AUO follows the law to establish an internal control system. Based on the system, the Auditing Administration Div. stipulates the internal audit implementation details. Then, the control systems and procedures are implemented, with their effectiveness and observance evaluated. The scope includes the whole company and its subsidiaries.


Audit affairs primarily involve the execution of the audit plan developed by the Board of Directors with identified risk, and the implementation of audit project or review if required. The execution of general and project audit plan can provide the operational status of the internal control system to the management, and help them identify the existing weaknesses or potential risks in time.

The Division audits the self-examinations done by the various units and subsidiaries, including checking how self-examination is executed, reviewing the documents to ensure implementation quality, and compiling the self-examinations results. Then the internal audit system reports to the Audit Committee and Board of Directors as the basis to evaluate the effectiveness of the overall internal control system, and issue the internal control system statement.


Business Continuity Plan (BCP)

The goal of the Business Continuity Plan (BCP) is to prevent interruption to business operations. Preventive and recovery measures/procedures are incorporated to reduce potential interruptions to operations to an acceptable level.

As risks go global, AUO is prone to broader and more complex risk factors. Risk management is considered by AUO to be a component in our competitive advantage. Since the BCP was introduced at AUO in 2008, exercises have been conducted on the potential impact of hardware losses due to fire or earthquake, supply chain shortages, manpower shortages due to epidemics, as well as shortages of water, electricity and communications infrastructure. We hope to realize the ideal of sustainable development by using these exercises and reviews to continue strengthening AUO’s emergency response and disaster recovery capabilities.
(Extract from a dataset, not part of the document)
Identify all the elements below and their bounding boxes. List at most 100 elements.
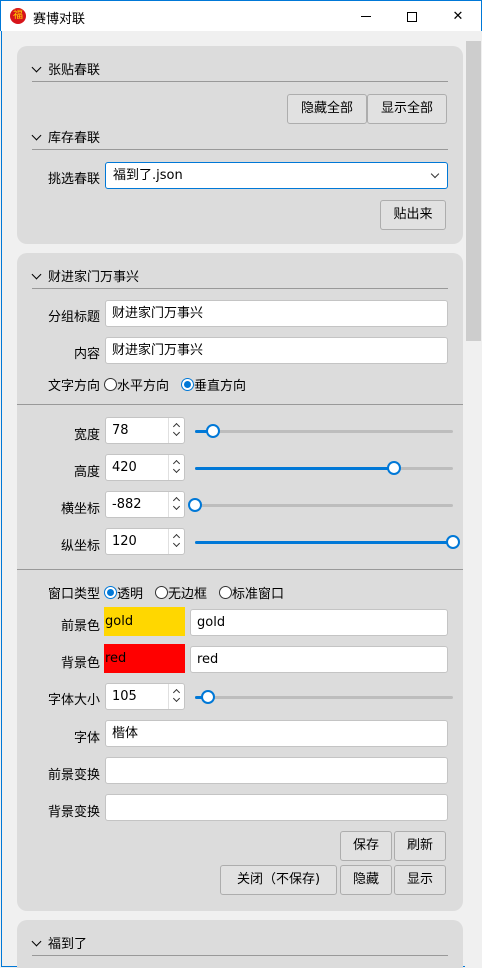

Risk Identification and Management

Risk identification is conducted every year by the Risk Governance Subcommittee of the Sustainability Committee to monitor and reduce overall operating risks. Assigned units assess the frequency, impact and level of control then use the risk chart to identify and arrange each risk type by frequency and level of impact. The top three risk events identified by each department are then evaluated in four main perspectives: strategy, finance, operations, and hazard. The risks are mainly in the strategic and operational aspects, followed by financial and disasters. AUO has developed risk management and response strategies aimed at mitigating, transferring or avoiding high risk factors.